Seven Chinese persons who were detained by Japan for landing on a disputed island in East China sea returned to a rousing welcome in Hong Kong on Wednesday.
Hailing them as heroes, state media said the seven were part of a group of 14 who had made the "courageous" journey to reach Diaoyu islands (Senkaku in Japanese) and plant the Chinese national flag.
The much publicised welcome took place as Japanese forces joined U.S. Marines in the western Pacific Ocean for a month-long military drill aimed at tackling the scenario of taking back islands occupied by enemy troops.
"Though no country was named as the imaginary occupier, an official with the Japanese Ministry of Defense hinted that the war game is targeted at China, according to a report by Japanese newspaper Sankei Shimbun," state-run Xinhua said.
"The seven activists returned on the fishing boat Kai Fung Two, which took them on their courageous voyage. They were illegally detained by Japanese authorities after seven from their group made a successful landing on the Diaoyu Islands last Wednesday. Japan later released them after China expressed serious concerns over the incident," CCTV, national broadcaster, said in a programme.
The Chinese nationals were received by a large group of people and felicitated at the harbour.
Earlier, the state media had praised the effort of the group of people from Hong Kong to land on one of the Diaoyu islands. "To once again assert China's historically proven sovereignty over the islands, seven activists from Hong Kong landed on one of the islands earlier Wednesday. The effort - the first successful Chinese landing on the territory since 2004 - came despite Japanese patrol boats guarding the islands," Xinhua said.

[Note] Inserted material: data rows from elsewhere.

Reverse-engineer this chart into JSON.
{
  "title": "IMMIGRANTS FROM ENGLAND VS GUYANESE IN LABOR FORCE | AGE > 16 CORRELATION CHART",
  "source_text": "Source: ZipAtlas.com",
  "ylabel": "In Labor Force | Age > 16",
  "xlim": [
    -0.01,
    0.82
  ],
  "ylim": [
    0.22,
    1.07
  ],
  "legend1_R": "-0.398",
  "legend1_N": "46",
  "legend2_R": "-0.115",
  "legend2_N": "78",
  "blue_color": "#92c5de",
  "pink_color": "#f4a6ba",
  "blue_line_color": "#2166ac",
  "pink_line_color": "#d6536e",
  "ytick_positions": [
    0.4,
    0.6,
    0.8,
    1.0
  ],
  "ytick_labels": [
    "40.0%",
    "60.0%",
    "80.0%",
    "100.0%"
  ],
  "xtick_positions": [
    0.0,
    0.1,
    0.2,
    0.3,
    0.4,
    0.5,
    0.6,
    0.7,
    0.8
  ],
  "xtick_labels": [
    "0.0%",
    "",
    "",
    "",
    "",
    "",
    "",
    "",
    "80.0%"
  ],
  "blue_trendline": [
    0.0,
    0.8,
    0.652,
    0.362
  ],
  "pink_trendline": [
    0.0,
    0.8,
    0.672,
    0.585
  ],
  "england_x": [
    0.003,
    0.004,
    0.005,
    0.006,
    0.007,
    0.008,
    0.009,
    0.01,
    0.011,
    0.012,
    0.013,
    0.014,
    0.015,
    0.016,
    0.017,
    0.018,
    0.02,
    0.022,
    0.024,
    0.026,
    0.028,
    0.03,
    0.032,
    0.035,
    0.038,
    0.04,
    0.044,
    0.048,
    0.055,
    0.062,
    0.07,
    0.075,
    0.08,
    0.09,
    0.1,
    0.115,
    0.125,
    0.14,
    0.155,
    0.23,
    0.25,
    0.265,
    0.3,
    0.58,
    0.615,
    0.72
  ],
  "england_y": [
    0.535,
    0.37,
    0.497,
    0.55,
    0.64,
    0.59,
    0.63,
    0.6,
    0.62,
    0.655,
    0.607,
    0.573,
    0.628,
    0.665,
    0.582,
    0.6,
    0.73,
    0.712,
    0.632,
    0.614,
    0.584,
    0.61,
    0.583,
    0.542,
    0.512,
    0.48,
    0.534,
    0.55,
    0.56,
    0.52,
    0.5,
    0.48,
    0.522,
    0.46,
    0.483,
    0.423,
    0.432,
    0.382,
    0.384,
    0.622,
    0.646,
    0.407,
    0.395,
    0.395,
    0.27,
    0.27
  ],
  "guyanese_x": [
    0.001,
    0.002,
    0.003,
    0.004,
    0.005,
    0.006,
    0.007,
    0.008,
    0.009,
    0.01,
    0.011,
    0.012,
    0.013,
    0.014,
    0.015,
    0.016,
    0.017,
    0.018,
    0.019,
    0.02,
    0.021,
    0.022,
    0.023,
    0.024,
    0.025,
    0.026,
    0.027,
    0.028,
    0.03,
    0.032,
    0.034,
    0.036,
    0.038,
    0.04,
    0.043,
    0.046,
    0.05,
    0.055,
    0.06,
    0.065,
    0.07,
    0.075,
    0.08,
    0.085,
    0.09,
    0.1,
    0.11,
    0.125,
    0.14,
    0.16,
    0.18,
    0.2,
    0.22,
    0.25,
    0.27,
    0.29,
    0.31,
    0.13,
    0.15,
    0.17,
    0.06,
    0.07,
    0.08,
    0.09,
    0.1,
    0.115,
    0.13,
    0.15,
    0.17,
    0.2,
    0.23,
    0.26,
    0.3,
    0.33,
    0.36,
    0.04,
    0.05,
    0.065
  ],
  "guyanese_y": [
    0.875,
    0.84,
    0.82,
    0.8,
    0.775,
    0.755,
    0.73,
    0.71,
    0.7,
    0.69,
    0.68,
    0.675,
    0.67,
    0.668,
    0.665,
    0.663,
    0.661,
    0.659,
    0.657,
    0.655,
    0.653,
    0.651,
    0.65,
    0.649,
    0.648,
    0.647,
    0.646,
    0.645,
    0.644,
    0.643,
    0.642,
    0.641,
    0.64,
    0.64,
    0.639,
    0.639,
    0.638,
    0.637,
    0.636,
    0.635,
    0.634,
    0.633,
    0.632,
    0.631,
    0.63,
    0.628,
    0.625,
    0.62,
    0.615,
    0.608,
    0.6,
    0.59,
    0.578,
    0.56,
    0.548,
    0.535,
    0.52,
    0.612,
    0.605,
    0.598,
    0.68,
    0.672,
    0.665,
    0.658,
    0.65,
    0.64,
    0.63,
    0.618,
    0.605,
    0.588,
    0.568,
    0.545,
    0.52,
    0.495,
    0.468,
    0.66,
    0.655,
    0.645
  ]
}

Soon after the Chinese nationals landing on one of the disputed island, several Japanese nationalists spent the day on Diaoyu Islands. According to reports, at least 10 Japanese activists went ashore on the Diaoyu Islands.
"They're part of larger group of 150 people aboard 21 vessels, including lawmakers and members of right-wing groups," state media said in Beijing.
The landing of Japanese nationals on the island led to large-scale anti-Japanese protests across cities in China. Thousands took to the streets in Shenzhen, Guangzhou and a number of other cities demanding that Japan leave the islands in the East China Sea.
Reports said in some instances, demonstrators targeted attacked Japanese restaurants and vandalised Japanese-made cars.